Gen. Yuri Baluyevsky, chief of the Russian military's General Staff, said Russia now faces even greater military threats than during the Cold War and that the nation needs a new military doctrine to respond to these challenges, according to a speech posted on the Defense Ministry's Web site Friday.
"Russia's cooperation with the West on the basis of forming common or close strategic interests hasn't helped its military security," Baluyevsky said in the speech, delivered at a recent security conference in Moscow . "Moreover, the situation in many regions of the world which are vitally important for Russia and near its borders has sometimes become more difficult."
Russian-U.S. ties have worsened steadily over disagreements on Iraq and other global crises, and U.S. concerns about an increasingly authoritarian streak in Russia's domestic policy and strong-arming of ex-Soviet neighbors.
Baluyevsky referred to what he called "the U.S. military leadership's course aimed at maintaining its global leadership and expanding its economic, political and military presence in Russia's traditional zones of influence" as a top threat for Russia's national security.
Russian President Vladimir Putin has reacted angrily to U.S. plans to deploy missile defense sites in Poland and the Czech Republic, saying Moscow doesn't trust U.S. claims they were aimed to counter missile threats from Iran and will take relevant countermeasures. Both countries are former Soviet satellites that became NATO members.
Foreign Minister Sergey Lavrov, meanwhile, said Russia would find an "intellectual response" to the U.S. move and not plunge into a new arms race, according to an interview with Germany's Der Spiegel magazine posted on the ministry's Web site Friday.
Russian officials have assailed the United States and its NATO allies for their refusal to ratify an amended version of the Conventional Forces in Europe treaty which regulates the deployment of military aircraft, tanks and other heavy non-nuclear weapons around the continent.
Russia has ratified the amended version of the treaty signed in 1999, but the United States and other NATO members have refused to do that until Russia abides by its commitment to withdraw troops from the ex-Soviet republics of Moldova and Georgia.
Russia said the link was irrelevant, and threatened to opt out of the treaty.

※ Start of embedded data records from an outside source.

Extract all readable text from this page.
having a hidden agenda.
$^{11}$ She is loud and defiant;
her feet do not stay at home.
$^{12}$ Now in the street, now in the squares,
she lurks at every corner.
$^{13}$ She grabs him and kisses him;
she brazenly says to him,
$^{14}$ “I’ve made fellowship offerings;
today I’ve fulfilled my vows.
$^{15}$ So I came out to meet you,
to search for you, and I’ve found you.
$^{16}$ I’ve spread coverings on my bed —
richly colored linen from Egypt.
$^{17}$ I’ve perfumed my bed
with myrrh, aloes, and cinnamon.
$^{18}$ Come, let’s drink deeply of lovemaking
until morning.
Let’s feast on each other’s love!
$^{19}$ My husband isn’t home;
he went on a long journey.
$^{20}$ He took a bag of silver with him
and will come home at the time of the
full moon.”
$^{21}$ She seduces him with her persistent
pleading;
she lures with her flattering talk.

In remarks posted Friday, Lavrov said that the failure to ratify the amended document had "led to very serious imbalances between the armed forces," since the arsenals of former Soviet allies which that have joined NATO were counted alongside Soviet weapons in the original 1990 CFE Treaty.
Amid growing distrust of U.S. intentions, Russia's lawmakers and commentators reacted nervously to comments by U.S. Defense Secretary Robert Gates naming Russia as a potential threat.
"We don't know what's going to develop in places like Russia and China, in North Korea, in Iran and elsewhere," Gates told a House of Representatives committee meeting earlier this week, according to a Pentagon transcript.
The daily newspaper Gazeta on Friday said that Gates' statement could "go down to history books as a starting point for a new twist of the Cold War."
Viktor Ozerov, the head of the defense committee in Russia's upper house of parliament, said Gates' comments signaled "U.S. attempts to draw our nation into a new arms race," the Interfax news agency quoted him as saying. "We will have to find an asymmetrical response."